The house is now worth $275,000 and your oldest child needs college tuition. The house definitely has equity to tap, but your mortgage interest deduction would be limited to the first $120,000 ($20,000 old loan at the time of "refi," plus $100,000).

One of the first options to save often seems to be refinance, lower your monthly payment and bank or invest the difference between the original payment and the new payment. There are three problems with this avenue: First, despite the best intentions, consumers rarely save the difference and earn a rate equal to your mortgage rate from your new investment. Some pressing need (school, medical emergency, family reunion) always surfaces to suck away the extra money that was supposed to be saved or invested. Second, the plan to lower the monthly mortgage payments by refinancing quickly is washed away by the empty feeling that you'll have to start all over again, thereby lengthening your mortgage commitment. Third, if you accept a low-rate, adjustable-rate mortgage, can you make the monthly payments once the loan adjusts? That payment could be greater than your present payment.

Unless you are strapped with an immediate need for a large sum of money (medical emergency, pressing family need) the decision to refinance should be based on how long you will be in your house. Never, never take out a larger loan only because you believe it to be a wise tax-deduction play.

So, what are some basic strategies and programs to pay off your home loan faster?

Simple prepayment: Financial advisers say their not-so-thrifty clients should take the money they would pay in refinancing fees or their unexpected bonus and apply the cash to the loan principal. The money would pay off the original loan faster and save interest.

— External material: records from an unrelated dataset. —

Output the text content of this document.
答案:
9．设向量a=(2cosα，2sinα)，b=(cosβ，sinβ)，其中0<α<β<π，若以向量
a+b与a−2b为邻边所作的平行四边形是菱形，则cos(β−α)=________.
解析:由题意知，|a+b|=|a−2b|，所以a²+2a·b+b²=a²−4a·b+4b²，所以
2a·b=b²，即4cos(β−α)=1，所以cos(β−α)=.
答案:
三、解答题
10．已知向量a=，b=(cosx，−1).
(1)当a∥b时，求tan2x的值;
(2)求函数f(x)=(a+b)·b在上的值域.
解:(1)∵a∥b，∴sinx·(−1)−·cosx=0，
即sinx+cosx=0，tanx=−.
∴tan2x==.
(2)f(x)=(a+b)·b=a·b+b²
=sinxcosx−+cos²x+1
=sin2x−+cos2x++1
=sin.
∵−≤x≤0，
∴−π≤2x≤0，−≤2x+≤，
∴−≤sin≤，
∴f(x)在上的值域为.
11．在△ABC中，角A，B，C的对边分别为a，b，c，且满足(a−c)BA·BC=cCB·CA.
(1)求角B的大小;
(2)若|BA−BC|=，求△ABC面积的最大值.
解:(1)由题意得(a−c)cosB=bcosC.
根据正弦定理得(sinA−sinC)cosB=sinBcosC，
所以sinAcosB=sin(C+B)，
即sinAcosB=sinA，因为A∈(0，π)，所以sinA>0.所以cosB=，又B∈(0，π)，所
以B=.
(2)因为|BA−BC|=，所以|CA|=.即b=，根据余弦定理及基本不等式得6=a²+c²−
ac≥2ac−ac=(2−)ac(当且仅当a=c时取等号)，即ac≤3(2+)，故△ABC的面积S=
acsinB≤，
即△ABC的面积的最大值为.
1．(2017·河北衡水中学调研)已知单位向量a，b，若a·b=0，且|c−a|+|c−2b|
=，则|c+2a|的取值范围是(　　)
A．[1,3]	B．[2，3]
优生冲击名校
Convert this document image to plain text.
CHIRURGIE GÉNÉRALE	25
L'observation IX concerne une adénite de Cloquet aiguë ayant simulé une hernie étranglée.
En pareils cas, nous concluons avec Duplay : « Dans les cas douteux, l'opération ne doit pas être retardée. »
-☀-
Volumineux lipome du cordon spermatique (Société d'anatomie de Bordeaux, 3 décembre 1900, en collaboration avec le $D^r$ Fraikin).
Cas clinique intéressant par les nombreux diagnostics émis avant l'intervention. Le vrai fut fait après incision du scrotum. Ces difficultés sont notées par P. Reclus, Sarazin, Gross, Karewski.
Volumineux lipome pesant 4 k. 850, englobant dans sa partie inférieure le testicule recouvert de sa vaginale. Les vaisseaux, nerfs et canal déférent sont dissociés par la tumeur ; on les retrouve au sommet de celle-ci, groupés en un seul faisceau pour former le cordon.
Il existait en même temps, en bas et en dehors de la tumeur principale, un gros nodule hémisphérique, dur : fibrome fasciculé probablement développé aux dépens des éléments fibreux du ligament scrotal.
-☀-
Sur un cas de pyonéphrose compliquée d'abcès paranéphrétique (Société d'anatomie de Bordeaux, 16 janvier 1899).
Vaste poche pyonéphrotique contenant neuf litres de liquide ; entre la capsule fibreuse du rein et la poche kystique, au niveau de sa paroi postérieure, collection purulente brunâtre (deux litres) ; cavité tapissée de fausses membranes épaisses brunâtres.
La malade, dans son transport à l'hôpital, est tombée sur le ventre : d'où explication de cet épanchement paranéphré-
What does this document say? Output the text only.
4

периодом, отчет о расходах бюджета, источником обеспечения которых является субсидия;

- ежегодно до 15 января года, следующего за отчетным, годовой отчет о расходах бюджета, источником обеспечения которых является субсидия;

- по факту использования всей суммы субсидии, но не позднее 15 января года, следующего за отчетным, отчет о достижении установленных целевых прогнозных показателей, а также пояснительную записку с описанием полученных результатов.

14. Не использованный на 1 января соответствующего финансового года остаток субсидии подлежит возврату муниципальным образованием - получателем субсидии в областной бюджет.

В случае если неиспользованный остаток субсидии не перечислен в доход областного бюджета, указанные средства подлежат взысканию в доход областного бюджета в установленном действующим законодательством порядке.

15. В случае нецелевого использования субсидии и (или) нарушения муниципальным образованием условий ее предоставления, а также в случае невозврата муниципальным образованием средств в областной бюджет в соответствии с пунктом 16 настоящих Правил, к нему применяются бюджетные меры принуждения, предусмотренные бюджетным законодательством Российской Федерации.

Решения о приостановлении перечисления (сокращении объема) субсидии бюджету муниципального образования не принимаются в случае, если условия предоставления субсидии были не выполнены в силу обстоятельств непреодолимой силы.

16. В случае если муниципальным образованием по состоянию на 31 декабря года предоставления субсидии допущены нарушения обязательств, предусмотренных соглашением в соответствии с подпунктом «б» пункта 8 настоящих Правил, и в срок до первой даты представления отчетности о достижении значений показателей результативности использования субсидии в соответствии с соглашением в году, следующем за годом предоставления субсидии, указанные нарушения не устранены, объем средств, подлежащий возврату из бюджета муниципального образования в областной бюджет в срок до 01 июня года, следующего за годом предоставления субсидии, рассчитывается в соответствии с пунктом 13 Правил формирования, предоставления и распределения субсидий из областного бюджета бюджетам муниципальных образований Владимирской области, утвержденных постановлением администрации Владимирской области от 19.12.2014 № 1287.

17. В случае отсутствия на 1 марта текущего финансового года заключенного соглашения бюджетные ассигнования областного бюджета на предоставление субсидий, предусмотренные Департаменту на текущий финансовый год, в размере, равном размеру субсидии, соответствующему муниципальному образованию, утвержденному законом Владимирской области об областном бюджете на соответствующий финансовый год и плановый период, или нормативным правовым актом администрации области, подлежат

A 15-year mortgage: This has become a popular alternative to the 30-year loan, especially for second-time buyers and boomers who can afford higher monthly payments. These loans carry interest rates about half a percentage point below the 30-year fixed rate.

Another popular pay-it-off plan that has resurfaced after years of a minimum payment mind set is the biweekly payment option that allows borrowers to make payments every other week for an annual total of 26 instead of 12 monthly payments.